Connecticut just became the latest state to advance The CROWN Act, prohibiting natural hair discrimination in schools and workplaces. The Senate reached a unanimous decision on Monday, and the bill will now go to Governor Ned Lamont's desk, where it is expected to be signed into law.
Gov. Lamont reacted to the news on Twitter, writing, "This measure is critical to helping build a more equitable society, and I look forward to signing it into law in the coming days." Representative Tammy Exum was one of many who championed the bill, stressing in an interview with NBC Connecticut that Black women face more scrutiny based on their hair. "Unfortunately, when you have hair that isn't straight and when you have skin that's Black or brown, it isn't simply hair. It's judgment," she said. "I look at the hair of those around me and just accept it as is. It doesn't speak to their ability, their competency, their performance, or their knowledge."
Connecticut will join Virginia, California, New York, New Jersey, Maryland, Colorado, and Washington as states officially prohibiting natural hair discrimination in schools and workplaces.

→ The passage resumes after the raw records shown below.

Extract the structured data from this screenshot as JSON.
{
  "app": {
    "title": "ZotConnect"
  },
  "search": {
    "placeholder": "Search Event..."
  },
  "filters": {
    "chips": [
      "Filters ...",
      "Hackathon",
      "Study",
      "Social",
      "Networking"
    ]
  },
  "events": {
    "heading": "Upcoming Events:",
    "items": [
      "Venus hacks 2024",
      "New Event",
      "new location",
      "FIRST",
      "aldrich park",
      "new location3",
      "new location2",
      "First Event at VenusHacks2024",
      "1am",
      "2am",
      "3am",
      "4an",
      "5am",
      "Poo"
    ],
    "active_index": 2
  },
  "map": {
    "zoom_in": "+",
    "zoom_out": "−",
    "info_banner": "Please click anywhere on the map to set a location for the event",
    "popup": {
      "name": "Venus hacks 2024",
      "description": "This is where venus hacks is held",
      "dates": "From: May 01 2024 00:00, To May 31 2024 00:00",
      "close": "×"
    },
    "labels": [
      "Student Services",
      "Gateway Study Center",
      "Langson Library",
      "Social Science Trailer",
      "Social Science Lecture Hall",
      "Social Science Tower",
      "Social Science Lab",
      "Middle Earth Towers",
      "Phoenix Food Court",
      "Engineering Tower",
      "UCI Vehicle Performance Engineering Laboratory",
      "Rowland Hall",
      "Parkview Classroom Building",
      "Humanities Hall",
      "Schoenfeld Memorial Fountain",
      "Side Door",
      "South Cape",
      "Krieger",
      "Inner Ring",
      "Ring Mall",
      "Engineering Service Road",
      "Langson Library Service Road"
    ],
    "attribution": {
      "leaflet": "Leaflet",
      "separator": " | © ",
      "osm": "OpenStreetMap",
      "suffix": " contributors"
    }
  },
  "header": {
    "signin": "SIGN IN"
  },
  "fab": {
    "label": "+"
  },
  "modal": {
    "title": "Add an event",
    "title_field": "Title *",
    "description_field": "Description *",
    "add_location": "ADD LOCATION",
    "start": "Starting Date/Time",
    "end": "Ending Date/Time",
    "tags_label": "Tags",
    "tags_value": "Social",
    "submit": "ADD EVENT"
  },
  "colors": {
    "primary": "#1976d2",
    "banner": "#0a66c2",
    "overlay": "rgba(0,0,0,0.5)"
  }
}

The CROWN Act, which stands for Create a Respectful and Open World for Natural Hair, seeks to foster safe environments for Black people who wear their hair naturally and in other protective styles like braids, Bantu knots, and locs. The bill is currently pending approval by the United States Senate after being passed by the House Of Representatives in September.
Connecticut implementing the bill marks another pivotal stop on the road to ending natural hair discrimination and dismantling racial inequity in the United States — but it doesn't end there. The CROWN Act still hasn't been filed for consideration in a number of states, including Nevada, Nebraska, Idaho, and more. To help pass The CROWN Act in your state, you can sign the online petition or get in touch with your local representative to demand change.